I’ve been running out of memory more and more often lately. I don’t use any swap space because I am of the opinion that 16GB of memory should be sufficient for most daily and professional tasks. Which is generally true, however sometimes I have a runaway filling my memory. Emacs is very good at doing this for example, prone to filling your RAM when you open json files with very long lines.

In theory, the kernel OOM killer should come in and save the day, but the Linux OOM killer is notorious for being extremely … conservative. It will try to free every internal structure it can before even thinking about touching any userspace processes. At that point, the desktop usually stopped responding minutes ago.

Luckily the kernel provides memory statistics for the whole system, as well as single process, and the earlyoom tool uses those to keep memory usage under a certain limit. It will start killing processes, “heaviest” first, until the given upper memory limit is satisfied again.

On NixOS, I set:

{
  services.earlyoom = {
    enable = true;
    freeMemThreshold = 5; # <%5 free
  };
}

and after activation, this simple test shows whether the daemon is working:

$ tail /dev/zero
fish: “tail /dev/zero” terminated by signal SIGTERM (Polite quit request)

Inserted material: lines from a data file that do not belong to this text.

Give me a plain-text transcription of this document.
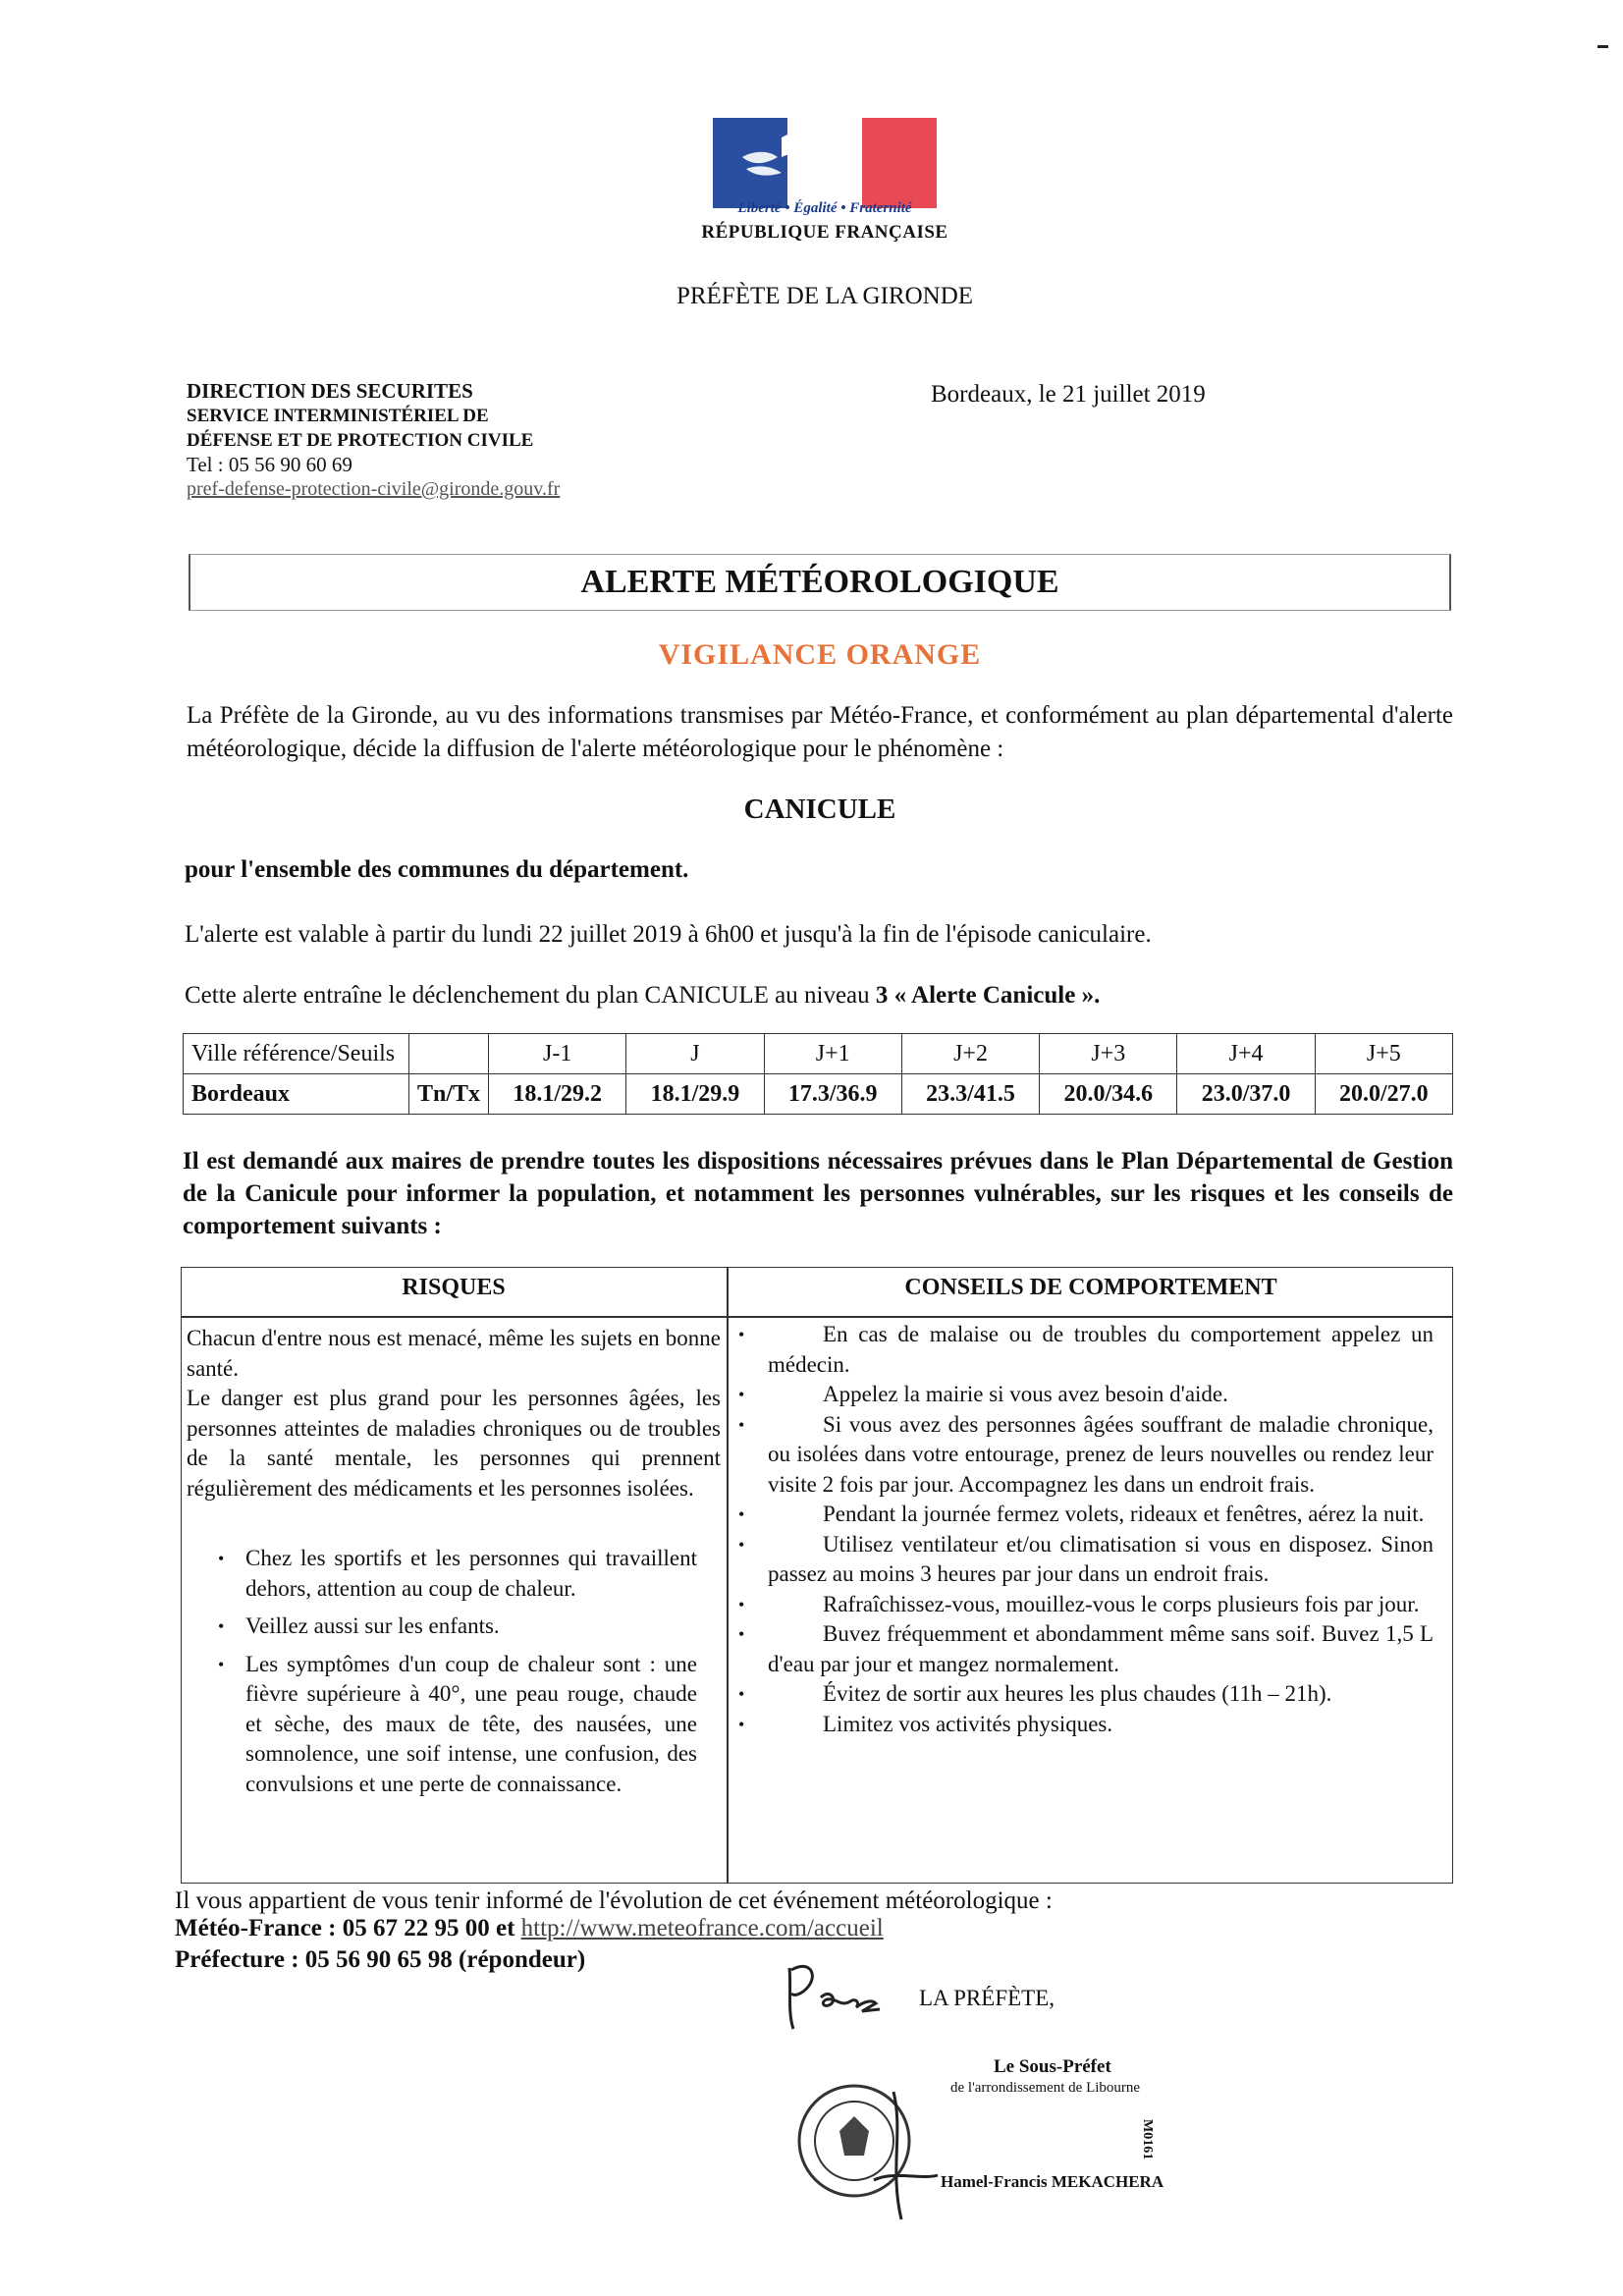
Liberté • Égalité • Fraternité
RÉPUBLIQUE FRANÇAISE
PRÉFÈTE DE LA GIRONDE
DIRECTION DES SECURITES
SERVICE INTERMINISTÉRIEL DE
DÉFENSE ET DE PROTECTION CIVILE
Tel : 05 56 90 60 69
pref-defense-protection-civile@gironde.gouv.fr
Bordeaux, le 21 juillet 2019
ALERTE MÉTÉOROLOGIQUE
VIGILANCE ORANGE
La Préfète de la Gironde, au vu des informations transmises par Météo-France, et conformément au plan départemental d'alerte météorologique, décide la diffusion de l'alerte météorologique pour le phénomène :
CANICULE
pour l'ensemble des communes du département.
L'alerte est valable à partir du lundi 22 juillet 2019 à 6h00 et jusqu'à la fin de l'épisode caniculaire.
Cette alerte entraîne le déclenchement du plan CANICULE au niveau 3 « Alerte Canicule ».
Ville référence/Seuils		J-1	J	J+1	J+2	J+3	J+4	J+5
Bordeaux	Tn/Tx	18.1/29.2	18.1/29.9	17.3/36.9	23.3/41.5	20.0/34.6	23.0/37.0	20.0/27.0
Il est demandé aux maires de prendre toutes les dispositions nécessaires prévues dans le Plan Départemental de Gestion de la Canicule pour informer la population, et notamment les personnes vulnérables, sur les risques et les conseils de comportement suivants :
RISQUES	CONSEILS DE COMPORTEMENT
Chacun d'entre nous est menacé, même les sujets en bonne santé.
Le danger est plus grand pour les personnes âgées, les personnes atteintes de maladies chroniques ou de troubles de la santé mentale, les personnes qui prennent régulièrement des médicaments et les personnes isolées.
• Chez les sportifs et les personnes qui travaillent dehors, attention au coup de chaleur.
• Veillez aussi sur les enfants.
• Les symptômes d'un coup de chaleur sont : une fièvre supérieure à 40°, une peau rouge, chaude et sèche, des maux de tête, des nausées, une somnolence, une soif intense, une confusion, des convulsions et une perte de connaissance.
•	En cas de malaise ou de troubles du comportement appelez un médecin.
•	Appelez la mairie si vous avez besoin d'aide.
•	Si vous avez des personnes âgées souffrant de maladie chronique, ou isolées dans votre entourage, prenez de leurs nouvelles ou rendez leur visite 2 fois par jour. Accompagnez les dans un endroit frais.
•	Pendant la journée fermez volets, rideaux et fenêtres, aérez la nuit.
•	Utilisez ventilateur et/ou climatisation si vous en disposez. Sinon passez au moins 3 heures par jour dans un endroit frais.
•	Rafraîchissez-vous, mouillez-vous le corps plusieurs fois par jour.
•	Buvez fréquemment et abondamment même sans soif. Buvez 1,5 L d'eau par jour et mangez normalement.
•	Évitez de sortir aux heures les plus chaudes (11h – 21h).
•	Limitez vos activités physiques.
Il vous appartient de vous tenir informé de l'évolution de cet événement météorologique :
Météo-France : 05 67 22 95 00 et http://www.meteofrance.com/accueil
Préfecture : 05 56 90 65 98 (répondeur)
LA PRÉFÈTE,
Le Sous-Préfet
de l'arrondissement de Libourne
M0161
Hamel-Francis MEKACHERA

tail /dev/zero searches for the last line of the file /dev/zero, and since it cannot know that there is no next line and no end to the stream of \0 this file produces, it will fill the RAM as quickly as physically possible. Before it can fill it completely, earlyoom recognizes that the limit was breached, singles out the tail command as the process using the most amount of memory, and sends it a SIGTERM.